I haven't had much time to validate all of this as I am just back from my holiday and this is what I see on the systems for now. At
the moment, the machines are playing nice, likely because the bulk of user-load has been switched back to the old proxies for the
time being.
Disk-wise, the servers each have two 146GB scsi disks in a hardware mirror with all space (except /boot and swap) allocated to "/".
Not ideal, but I am not the one responsible for the hardware config. The filesystem is ext3.

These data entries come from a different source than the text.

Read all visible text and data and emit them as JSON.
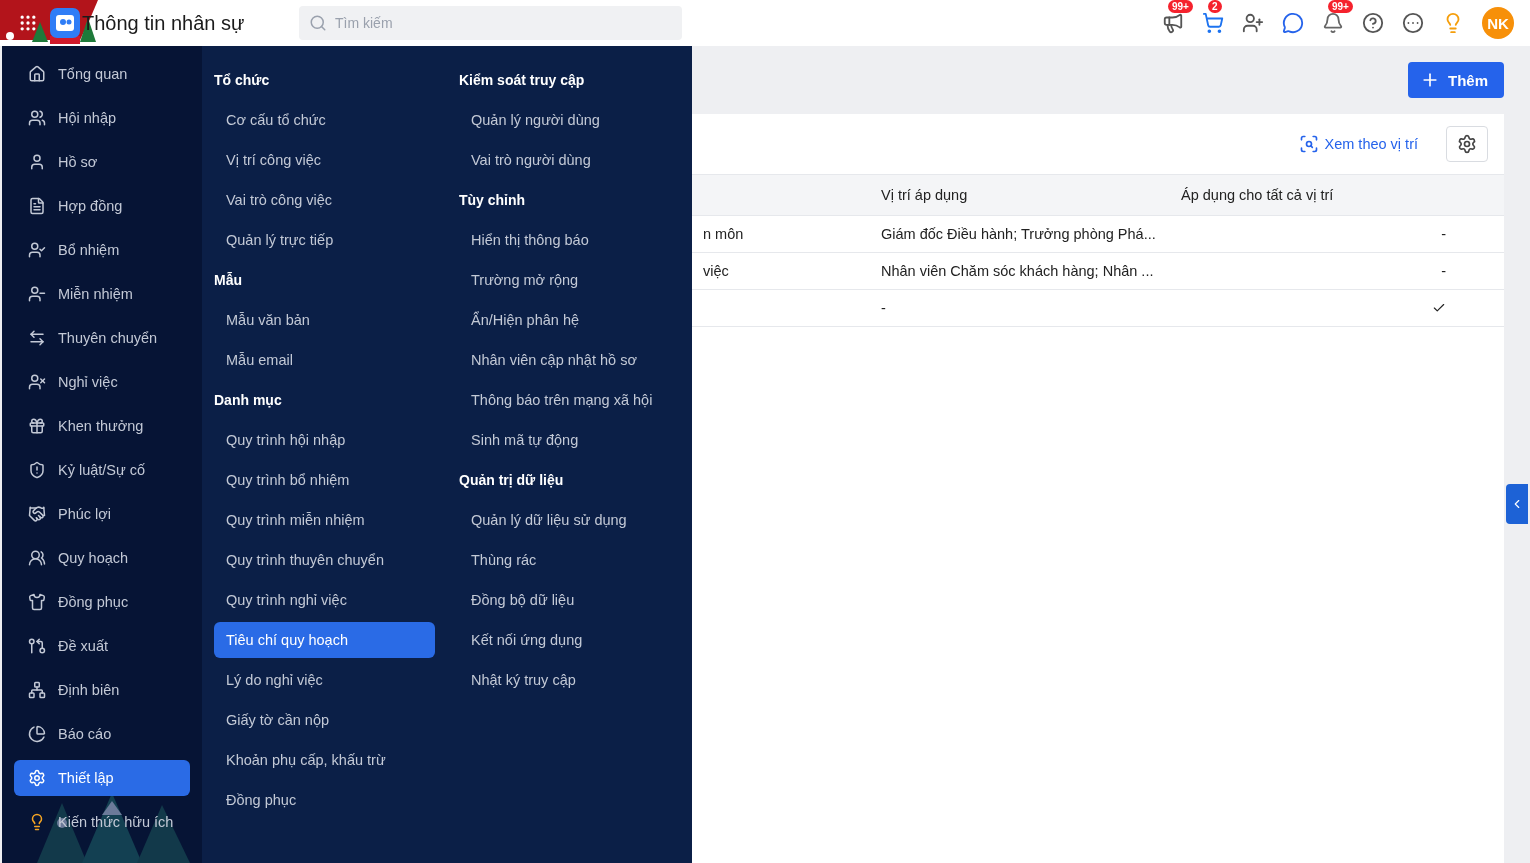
{
  "header": {
    "title": "Thông tin nhân sự",
    "search": {
      "placeholder": "Tìm kiếm"
    },
    "actions": [
      {
        "kind": "announcements",
        "badge": "99+"
      },
      {
        "kind": "cart",
        "badge": "2"
      },
      {
        "kind": "add-user"
      },
      {
        "kind": "chat"
      },
      {
        "kind": "notifications",
        "badge": "99+"
      },
      {
        "kind": "help"
      },
      {
        "kind": "more"
      },
      {
        "kind": "tips"
      }
    ],
    "avatar": {
      "initials": "NK"
    }
  },
  "sidebar": {
    "items": [
      {
        "label": "Tổng quan",
        "selected": false
      },
      {
        "label": "Hội nhập",
        "selected": false
      },
      {
        "label": "Hồ sơ",
        "selected": false
      },
      {
        "label": "Hợp đồng",
        "selected": false
      },
      {
        "label": "Bổ nhiệm",
        "selected": false
      },
      {
        "label": "Miễn nhiệm",
        "selected": false
      },
      {
        "label": "Thuyên chuyển",
        "selected": false
      },
      {
        "label": "Nghỉ việc",
        "selected": false
      },
      {
        "label": "Khen thưởng",
        "selected": false
      },
      {
        "label": "Kỷ luật/Sự cố",
        "selected": false
      },
      {
        "label": "Phúc lợi",
        "selected": false
      },
      {
        "label": "Quy hoạch",
        "selected": false
      },
      {
        "label": "Đồng phục",
        "selected": false
      },
      {
        "label": "Đề xuất",
        "selected": false
      },
      {
        "label": "Định biên",
        "selected": false
      },
      {
        "label": "Báo cáo",
        "selected": false
      },
      {
        "label": "Thiết lập",
        "selected": true
      },
      {
        "label": "Kiến thức hữu ích",
        "selected": false
      }
    ]
  },
  "menu": {
    "columns": [
      {
        "groups": [
          {
            "title": "Tổ chức",
            "items": [
              {
                "label": "Cơ cấu tổ chức",
                "selected": false
              },
              {
                "label": "Vị trí công việc",
                "selected": false
              },
              {
                "label": "Vai trò công việc",
                "selected": false
              },
              {
                "label": "Quản lý trực tiếp",
                "selected": false
              }
            ]
          },
          {
            "title": "Mẫu",
            "items": [
              {
                "label": "Mẫu văn bản",
                "selected": false
              },
              {
                "label": "Mẫu email",
                "selected": false
              }
            ]
          },
          {
            "title": "Danh mục",
            "items": [
              {
                "label": "Quy trình hội nhập",
                "selected": false
              },
              {
                "label": "Quy trình bổ nhiệm",
                "selected": false
              },
              {
                "label": "Quy trình miễn nhiệm",
                "selected": false
              },
              {
                "label": "Quy trình thuyên chuyển",
                "selected": false
              },
              {
                "label": "Quy trình nghỉ việc",
                "selected": false
              },
              {
                "label": "Tiêu chí quy hoạch",
                "selected": true
              },
              {
                "label": "Lý do nghỉ việc",
                "selected": false
              },
              {
                "label": "Giấy tờ cần nộp",
                "selected": false
              },
              {
                "label": "Khoản phụ cấp, khấu trừ",
                "selected": false
              },
              {
                "label": "Đồng phục",
                "selected": false
              }
            ]
          }
        ]
      },
      {
        "groups": [
          {
            "title": "Kiểm soát truy cập",
            "items": [
              {
                "label": "Quản lý người dùng",
                "selected": false
              },
              {
                "label": "Vai trò người dùng",
                "selected": false
              }
            ]
          },
          {
            "title": "Tùy chỉnh",
            "items": [
              {
                "label": "Hiển thị thông báo",
                "selected": false
              },
              {
                "label": "Trường mở rộng",
                "selected": false
              },
              {
                "label": "Ẩn/Hiện phân hệ",
                "selected": false
              },
              {
                "label": "Nhân viên cập nhật hồ sơ",
                "selected": false
              },
              {
                "label": "Thông báo trên mạng xã hội",
                "selected": false
              },
              {
                "label": "Sinh mã tự động",
                "selected": false
              }
            ]
          },
          {
            "title": "Quản trị dữ liệu",
            "items": [
              {
                "label": "Quản lý dữ liệu sử dụng",
                "selected": false
              },
              {
                "label": "Thùng rác",
                "selected": false
              },
              {
                "label": "Đồng bộ dữ liệu",
                "selected": false
              },
              {
                "label": "Kết nối ứng dụng",
                "selected": false
              },
              {
                "label": "Nhật ký truy cập",
                "selected": false
              }
            ]
          }
        ]
      }
    ]
  },
  "toolbar": {
    "add_button": "Thêm",
    "view_link": "Xem theo vị trí"
  },
  "table": {
    "columns": [
      "Vị trí áp dụng",
      "Áp dụng cho tất cả vị trí"
    ],
    "rows": [
      {
        "column_1": "n môn",
        "position": "Giám đốc Điều hành; Trưởng phòng Phá...",
        "all_positions": "-",
        "checked": false
      },
      {
        "column_1": "việc",
        "position": "Nhân viên Chăm sóc khách hàng; Nhân ...",
        "all_positions": "-",
        "checked": false
      },
      {
        "position": "-",
        "checked": true
      }
    ]
  }
}
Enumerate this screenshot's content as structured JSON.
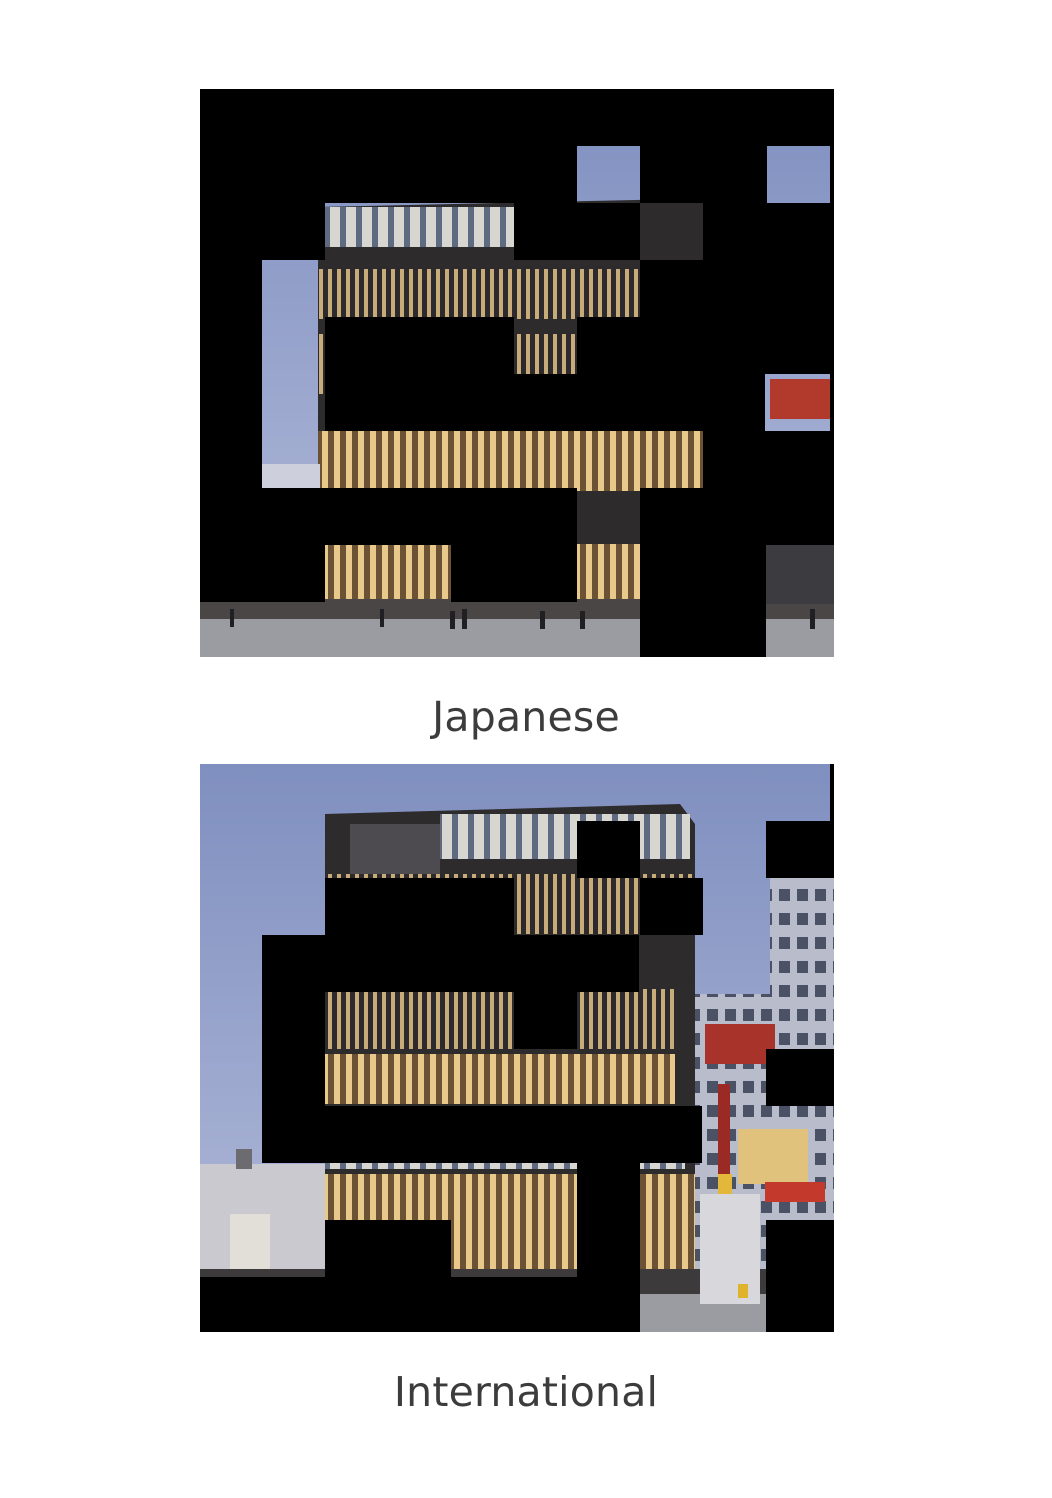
{
  "panels": [
    {
      "caption": "Japanese"
    },
    {
      "caption": "International"
    }
  ],
  "colors": {
    "mask": "#000000",
    "sky_top": "#7f8fbf",
    "sky_bottom": "#aab4d6",
    "facade_dark": "#3a3430",
    "facade_lit": "#c9a76a",
    "glass": "#6f7e96",
    "street": "#9a9aa0",
    "caption": "#3c3c3c"
  },
  "icons": [
    "building-photo",
    "mask-block"
  ]
}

Here is the output of df -k:
Filesystem 1K-blocks Used Available Use% Mounted on
/dev/sda3 139707024 16431300 116179012 13% /
/dev/sda1 256666 16053 227361 7% /boot
none 1037388 0 1037388 0% /dev/shm
Here is the output of uname -a:
Linux spco1pxya 2.6.9-34.ELsmp #1 SMP Fri Feb 24 16:54:53 EST 2006 i686 i686 i386 GNU/Linux
Here is how squid-2.6-STABLE6 was built:
./configure \
--enable-delay-pools \
--enable-useragent-log \
--enable-referer-log \
--disable-wccp \
--enable-err-languages="English French" \
--enable-linux-netfilter \
--disable-ident-lookups \
--enable-auth="basic digest ntlm" \
--enable-basic-auth-helpers="getpwnam LDAP MSNT multi-domain-NTLM NCSA SASL SMB" \
--enable-ntlm-auth-helpers="fakeauth no_check SMB" \
--enable-digest-auth-helpers="ldap password" \
--enable-external-acl-helpers="ip_user ldap_group session unix_group wbinfo_group" \
--with-large-files
Here is the excerpt from the squid-conf pertaining to cache-size:
cache_dir ufs /var/squid/cache 2048 16 256
What configurations can I do to my OS and squid in order to get rid of this bottleneck?
Cheers,
/Jason